New York Times: Crisis Looms in Mortgages

March 11th, 2007

If you liked my Wall Street Chop Shop piece, here’s a New York Times version of it; months late, of course…

Via: New York Times:

Like worms that surface after a torrential rain, revelations that emerge when an asset bubble bursts are often unattractive, involving dubious industry practices and even fraud. In the coming weeks, some mortgage market participants predict, investors will learn not only how lax real estate lending standards became, but also how hard to value these opaque securities are and how easy their values are to prop up.

Owners of mortgage securities that have been pooled, for example, do not have to reflect the prevailing market prices of those securities each day, as stockholders do. Only when a security is downgraded by a rating agency do investors have to mark their holdings to the market value. As a result, traders say, many investors are reporting the values of their holdings at inflated prices.

“How these things are valued for portfolio purposes is exposed to management judgment, which is potentially arbitrary,” Mr. Rosner said.

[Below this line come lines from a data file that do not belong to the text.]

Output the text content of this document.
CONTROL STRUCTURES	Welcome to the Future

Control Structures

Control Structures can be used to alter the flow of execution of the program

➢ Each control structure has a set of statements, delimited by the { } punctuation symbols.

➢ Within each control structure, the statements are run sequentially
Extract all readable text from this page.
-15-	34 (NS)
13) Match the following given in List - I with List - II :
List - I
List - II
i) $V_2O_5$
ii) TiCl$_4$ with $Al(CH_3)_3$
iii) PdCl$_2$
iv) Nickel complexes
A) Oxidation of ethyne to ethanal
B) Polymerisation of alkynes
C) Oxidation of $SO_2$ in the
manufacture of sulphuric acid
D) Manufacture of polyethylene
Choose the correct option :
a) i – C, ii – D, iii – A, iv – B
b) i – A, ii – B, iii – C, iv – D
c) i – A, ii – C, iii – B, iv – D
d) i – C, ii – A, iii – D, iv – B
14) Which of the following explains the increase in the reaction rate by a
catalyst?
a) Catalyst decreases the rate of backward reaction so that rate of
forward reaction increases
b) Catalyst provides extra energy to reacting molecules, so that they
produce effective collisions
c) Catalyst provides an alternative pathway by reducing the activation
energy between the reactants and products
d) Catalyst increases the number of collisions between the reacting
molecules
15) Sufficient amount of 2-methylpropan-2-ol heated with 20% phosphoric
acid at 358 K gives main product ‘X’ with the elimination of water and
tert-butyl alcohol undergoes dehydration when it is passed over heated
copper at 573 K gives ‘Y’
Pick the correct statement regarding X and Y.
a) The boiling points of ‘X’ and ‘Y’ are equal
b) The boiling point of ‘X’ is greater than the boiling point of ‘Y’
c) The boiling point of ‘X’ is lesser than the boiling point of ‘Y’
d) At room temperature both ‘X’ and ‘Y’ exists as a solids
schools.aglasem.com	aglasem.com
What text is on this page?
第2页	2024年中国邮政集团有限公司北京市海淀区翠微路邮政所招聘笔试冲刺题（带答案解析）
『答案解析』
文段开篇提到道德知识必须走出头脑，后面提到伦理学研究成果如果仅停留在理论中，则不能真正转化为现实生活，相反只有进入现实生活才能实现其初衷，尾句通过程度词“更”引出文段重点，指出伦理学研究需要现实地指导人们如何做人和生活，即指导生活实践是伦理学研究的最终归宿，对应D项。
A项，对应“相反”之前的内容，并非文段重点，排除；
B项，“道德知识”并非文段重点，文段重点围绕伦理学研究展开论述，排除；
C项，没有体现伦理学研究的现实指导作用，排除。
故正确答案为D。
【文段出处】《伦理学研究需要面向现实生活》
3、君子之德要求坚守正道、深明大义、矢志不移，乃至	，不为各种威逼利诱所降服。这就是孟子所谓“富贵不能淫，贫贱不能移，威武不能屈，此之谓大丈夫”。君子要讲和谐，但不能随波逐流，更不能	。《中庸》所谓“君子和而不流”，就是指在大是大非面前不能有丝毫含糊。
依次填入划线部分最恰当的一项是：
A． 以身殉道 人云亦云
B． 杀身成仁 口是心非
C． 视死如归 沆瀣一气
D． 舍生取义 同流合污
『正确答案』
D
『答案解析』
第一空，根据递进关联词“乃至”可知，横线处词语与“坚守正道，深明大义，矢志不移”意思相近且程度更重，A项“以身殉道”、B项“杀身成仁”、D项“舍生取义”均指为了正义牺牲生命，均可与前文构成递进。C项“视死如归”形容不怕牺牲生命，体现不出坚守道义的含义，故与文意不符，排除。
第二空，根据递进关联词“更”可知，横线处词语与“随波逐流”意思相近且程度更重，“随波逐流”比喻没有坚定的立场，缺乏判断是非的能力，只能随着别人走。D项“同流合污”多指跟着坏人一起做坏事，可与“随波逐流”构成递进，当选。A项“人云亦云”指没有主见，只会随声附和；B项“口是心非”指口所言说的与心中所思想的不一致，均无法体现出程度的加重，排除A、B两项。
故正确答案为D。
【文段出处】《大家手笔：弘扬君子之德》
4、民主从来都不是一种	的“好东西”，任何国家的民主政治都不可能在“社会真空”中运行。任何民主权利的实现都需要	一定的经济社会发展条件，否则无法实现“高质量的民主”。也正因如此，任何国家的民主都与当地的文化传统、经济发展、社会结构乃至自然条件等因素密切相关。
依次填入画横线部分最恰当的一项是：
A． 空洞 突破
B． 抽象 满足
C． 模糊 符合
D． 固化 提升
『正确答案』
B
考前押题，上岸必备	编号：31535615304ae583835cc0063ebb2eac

At the heart of the turmoil is the subprime mortgage market, which developed to give loans to shaky borrowers or to those with little cash to put down as collateral. Some 35 percent of all mortgage securities issued last year were in that category, up from 13 percent in 2003.

Looking to expand their reach and their profits, lenders were far too willing to lend, as evidenced by the creation of new types of mortgages — known as “affordability products” — that required little or no down payment and little or no documentation of a borrower’s income. Loans with 40-year or even 50-year terms were also popular among cash-strapped borrowers seeking low monthly payments. Exceedingly low “teaser” rates that move up rapidly in later years were another feature of the new loans.

The rapid rise in the amount borrowed against a property’s value shows how willing lenders were to stretch. In 2000, according to Banc of America Securities, the average loan to a subprime lender was 48 percent of the value of the underlying property. By 2006, that figure reached 82 percent.

Mortgages requiring little or no documentation became known colloquially as “liar loans.” An April 2006 report by the Mortgage Asset Research Institute, a consulting concern in Reston, Va., analyzed 100 loans in which the borrowers merely stated their incomes, and then looked at documents those borrowers had filed with the I.R.S. The resulting differences were significant: in 90 percent of loans, borrowers overstated their incomes 5 percent or more. But in almost 60 percent of cases, borrowers inflated their incomes by more than half.

A Deutsche Bank report said liar loans accounted for 40 percent of the subprime mortgage issuance last year, up from 25 percent in 2001.

Securities backed by home mortgages have been traded since the 1970s, but it has been only since 2002 or so that investors, including pension funds, insurance companies, hedge funds and other institutions, have shown such an appetite for them.

Wall Street, of course, was happy to help refashion mortgages from arcane and illiquid securities into ubiquitous and frequently traded ones. Its reward is that it now dominates the market. While commercial banks and savings banks had long been the biggest lenders to home buyers, by 2006, Wall Street had a commanding share — 60 percent — of the mortgage financing market, Federal Reserve data show.

The big firms in the business are Lehman Brothers, Bear Stearns, Merrill Lynch, Morgan Stanley, Deutsche Bank and UBS. They buy mortgages from issuers, put thousands of them into pools to spread out the risks and then divide them into slices, known as tranches, based on quality. Then they sell them.

The profits from packaging these securities and trading them for customers and their own accounts have been phenomenal. At Lehman Brothers, for example, mortgage-related businesses contributed directly to record revenue and income over the last three years.